Tribuners adalah platform jurnalisme warga. Untuk berkontribusi, anda bisa mengirimkan karya dalam bentuk berita, opini, esai, maupun kolom ke email: redaksi@tribunnews.com.
Konten menjadi tanggungjawab penulis dan tidak mewakili pandangan redaksi tribunnews.com.
Pekerja JICT Demo Perpanjangan Kontrak Pelabuhan Petikemas Hutchison
Sebanyak 300 pekerja JICT mempertanyakan alasan perpanjangan JICT oleh Hutchison di depan kantor Hutchison Port Indonesia (HPI) di Graha Rekso, Kelapa
TRIBUNNEWS.COM, JAKARTA - Sebanyak 300 pekerja JICT menggelar aksi unjuk rasa terkait kontrak pelabuhan petikemas Hutchison di depan kantor Hutchison Port Indonesia (HPI) di Graha Rekso, Kelapa Gading, Jakarta Utara.
Mereka membeberkan sejak tahun 2015 hingga April 2017, pihak Hutchison Port telah membayarkan uang sewa perpanjangan JICT kepada PT Pelindo II (Persero) walaupun tanpa ada izin pemerintah dan temuan kerugian negara oleh Badan Pemeriksa Keuangan (BPK).
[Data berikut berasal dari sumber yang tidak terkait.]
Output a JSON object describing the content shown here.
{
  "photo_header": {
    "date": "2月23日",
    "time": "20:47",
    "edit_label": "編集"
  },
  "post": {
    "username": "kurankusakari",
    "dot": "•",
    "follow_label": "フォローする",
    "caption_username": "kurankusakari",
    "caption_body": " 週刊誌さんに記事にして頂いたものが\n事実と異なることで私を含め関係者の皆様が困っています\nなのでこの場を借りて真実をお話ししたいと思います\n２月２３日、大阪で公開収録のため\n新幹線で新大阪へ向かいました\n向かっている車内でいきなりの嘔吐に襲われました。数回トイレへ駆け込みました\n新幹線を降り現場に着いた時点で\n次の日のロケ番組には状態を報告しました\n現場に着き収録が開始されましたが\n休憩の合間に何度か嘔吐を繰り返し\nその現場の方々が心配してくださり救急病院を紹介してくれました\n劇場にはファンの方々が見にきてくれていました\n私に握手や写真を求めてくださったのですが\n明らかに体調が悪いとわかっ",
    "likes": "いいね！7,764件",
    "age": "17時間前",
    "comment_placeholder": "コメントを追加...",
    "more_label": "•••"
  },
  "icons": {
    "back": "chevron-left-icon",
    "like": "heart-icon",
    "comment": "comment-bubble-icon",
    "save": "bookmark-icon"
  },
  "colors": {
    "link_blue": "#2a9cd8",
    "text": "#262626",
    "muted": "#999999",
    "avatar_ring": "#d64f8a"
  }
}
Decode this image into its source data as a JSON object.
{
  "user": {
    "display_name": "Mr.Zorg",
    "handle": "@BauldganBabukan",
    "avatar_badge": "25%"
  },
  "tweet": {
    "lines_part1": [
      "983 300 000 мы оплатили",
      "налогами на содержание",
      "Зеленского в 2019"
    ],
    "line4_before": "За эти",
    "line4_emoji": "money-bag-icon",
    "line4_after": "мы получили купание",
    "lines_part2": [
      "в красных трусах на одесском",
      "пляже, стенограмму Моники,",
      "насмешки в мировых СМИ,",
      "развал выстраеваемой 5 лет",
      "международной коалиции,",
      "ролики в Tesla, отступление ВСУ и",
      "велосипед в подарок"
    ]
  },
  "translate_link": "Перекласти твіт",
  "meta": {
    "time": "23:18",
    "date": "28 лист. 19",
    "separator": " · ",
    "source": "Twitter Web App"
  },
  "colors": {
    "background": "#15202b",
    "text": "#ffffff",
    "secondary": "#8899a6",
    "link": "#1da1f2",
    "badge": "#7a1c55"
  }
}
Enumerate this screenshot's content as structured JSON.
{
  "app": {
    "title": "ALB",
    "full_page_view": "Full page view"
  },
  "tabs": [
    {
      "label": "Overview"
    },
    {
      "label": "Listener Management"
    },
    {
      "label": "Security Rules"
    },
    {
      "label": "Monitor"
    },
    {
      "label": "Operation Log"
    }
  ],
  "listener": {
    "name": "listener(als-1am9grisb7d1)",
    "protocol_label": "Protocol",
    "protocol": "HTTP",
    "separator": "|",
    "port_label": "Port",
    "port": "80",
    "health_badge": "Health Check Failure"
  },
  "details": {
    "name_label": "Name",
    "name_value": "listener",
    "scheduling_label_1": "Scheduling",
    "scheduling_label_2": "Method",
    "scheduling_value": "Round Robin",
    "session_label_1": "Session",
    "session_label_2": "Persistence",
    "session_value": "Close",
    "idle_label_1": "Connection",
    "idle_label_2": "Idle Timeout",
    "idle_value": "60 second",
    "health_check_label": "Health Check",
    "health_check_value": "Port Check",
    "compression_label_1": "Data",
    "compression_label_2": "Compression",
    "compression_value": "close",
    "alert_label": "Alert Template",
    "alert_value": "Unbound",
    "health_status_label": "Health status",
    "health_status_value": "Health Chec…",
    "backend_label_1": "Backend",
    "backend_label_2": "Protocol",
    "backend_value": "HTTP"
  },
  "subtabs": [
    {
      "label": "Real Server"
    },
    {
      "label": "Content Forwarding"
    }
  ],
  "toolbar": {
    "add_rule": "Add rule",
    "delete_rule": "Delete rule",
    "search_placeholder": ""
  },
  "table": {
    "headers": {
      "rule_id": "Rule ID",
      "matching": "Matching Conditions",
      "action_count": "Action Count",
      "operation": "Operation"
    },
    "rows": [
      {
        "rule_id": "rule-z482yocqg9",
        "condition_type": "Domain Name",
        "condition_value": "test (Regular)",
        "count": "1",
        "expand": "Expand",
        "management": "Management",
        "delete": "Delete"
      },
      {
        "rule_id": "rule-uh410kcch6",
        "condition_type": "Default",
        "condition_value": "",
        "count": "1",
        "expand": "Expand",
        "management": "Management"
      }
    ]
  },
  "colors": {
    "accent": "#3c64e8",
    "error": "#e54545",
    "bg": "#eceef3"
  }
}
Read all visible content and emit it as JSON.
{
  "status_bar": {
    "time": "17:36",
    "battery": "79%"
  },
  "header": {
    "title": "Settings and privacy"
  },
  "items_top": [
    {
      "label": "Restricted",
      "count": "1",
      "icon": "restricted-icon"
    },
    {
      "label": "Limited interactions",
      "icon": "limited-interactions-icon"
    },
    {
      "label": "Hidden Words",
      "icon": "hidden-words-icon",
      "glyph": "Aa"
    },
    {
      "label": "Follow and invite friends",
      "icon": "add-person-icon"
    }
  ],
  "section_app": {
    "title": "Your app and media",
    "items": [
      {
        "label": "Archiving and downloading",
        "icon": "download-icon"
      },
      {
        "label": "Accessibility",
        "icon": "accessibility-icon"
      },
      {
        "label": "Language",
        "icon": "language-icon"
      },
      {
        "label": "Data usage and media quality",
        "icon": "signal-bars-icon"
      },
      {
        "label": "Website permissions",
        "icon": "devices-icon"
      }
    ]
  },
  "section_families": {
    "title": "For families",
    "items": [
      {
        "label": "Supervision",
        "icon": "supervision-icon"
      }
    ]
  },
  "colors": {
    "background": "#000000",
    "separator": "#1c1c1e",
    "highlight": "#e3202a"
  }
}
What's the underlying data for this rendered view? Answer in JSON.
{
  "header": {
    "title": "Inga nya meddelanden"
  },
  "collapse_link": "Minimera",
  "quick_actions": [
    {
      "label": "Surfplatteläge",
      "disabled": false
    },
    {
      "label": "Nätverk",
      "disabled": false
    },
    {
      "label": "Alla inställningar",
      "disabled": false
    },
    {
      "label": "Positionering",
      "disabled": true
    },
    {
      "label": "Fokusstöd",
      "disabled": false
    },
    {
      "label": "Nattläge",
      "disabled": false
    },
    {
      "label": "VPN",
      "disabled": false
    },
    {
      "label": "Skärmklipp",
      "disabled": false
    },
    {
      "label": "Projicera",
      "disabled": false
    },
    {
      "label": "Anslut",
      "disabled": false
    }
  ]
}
Menurut para demonstran per tahun Hutchison diharuskan membayar uang sewa USD 85 juta atas perpanjangan kontrak pelabuhan petikemas terbesar di Indonesia tersebut. Namun uang sewa tersebut dibayarkan oleh JICT bukan Hutchison Port sebagai investor.
Ketua Serikat Pekerja PT Jakarta International Container Terminal (JICT) Nova Sofyan Hakim merasa heran atas skema pembayaran sewa perpanjangan JICT tersebut dan terkesan sangat dipaksakan.
"Ini kan pembodohan publik. Sudah melawan hukum, konyolnya Hutchison Port yang investasi di JICT tapi JICT dan pekerja yang suruh bayar. Mereka (Hutchison) hanya bayar uang muka perpanjangan 20 tahun sebesar USD 215 juta. Sisanya JICT yang diperas habis untuk bayar uang sewa," kata Nova saat aksi di depan kantor Hutchison Port Indonesia, Jakarta, Rabu (3/5/2017).
Lebih jauh Nova menjelaskan bahwa pekerja JICT tidak anti investasi asing. Namun Hutchison begitu diuntungkan karena membeli JICT dengan harga murah (USD 215 juta) bahkan mengeluarkan uang sewa kepada Pelindo II lewat pemotongan hak-hak karyawan.
"Semangat nasionalisme kami untuk perjuangkan agar JICT dimiliki 100% Indonesia, bukan pekerja menyumbangkan haknya untuk bantu Hutchison beli JICT. Toh sudah terbukti perpanjangan JICT tidak ada nilai tambah bagi Indonesia, Pelindo II dan pekerja sendiri," kata Nova
Dari dokumen Hutchison, Nova menyesalkan uang muka perpanjangan JICT oleh Hutchison kembali modal hanya dalam 4 tahun.
"Bahkan perpanjangan kontrak di TPK Koja sampai 2038, Hutchison hanya bayar USD 50 juta, padahal harga Koja tahun 2000 saja sebesar USD 147 juta. Jadi bisa dibilang, Hutchison ini bukanlah melakukan investasi tapi malah pesta pora di JICT dan Koja," kata Nova.
Berdasarkan laporan audit Pemeriksaan Dengan Tujuan Tertentu (PDTT) BPK Nomor 48/Auditama VII/PDTT/12/2015 tertanggal 1 Desember 2015, akibat perpanjangan JICT, negara dirugikan Rp 650 milyar akibat tidak optimalnya uang muka perpanjangan oleh Hutchison.
Selain itu, menurut laporan BPK, perpanjangan JICT dilaksanakan tanpa izin Menteri BUMN dan izin konsesi dari Menteri Perhubungan.
"Jelas ini preseden buruk terhadap penerapan GCG oleh investor asing di Indonesia. Untuk itu pemerintah harus membatalkan perpanjangan kontrak JICT," pungkas Nova.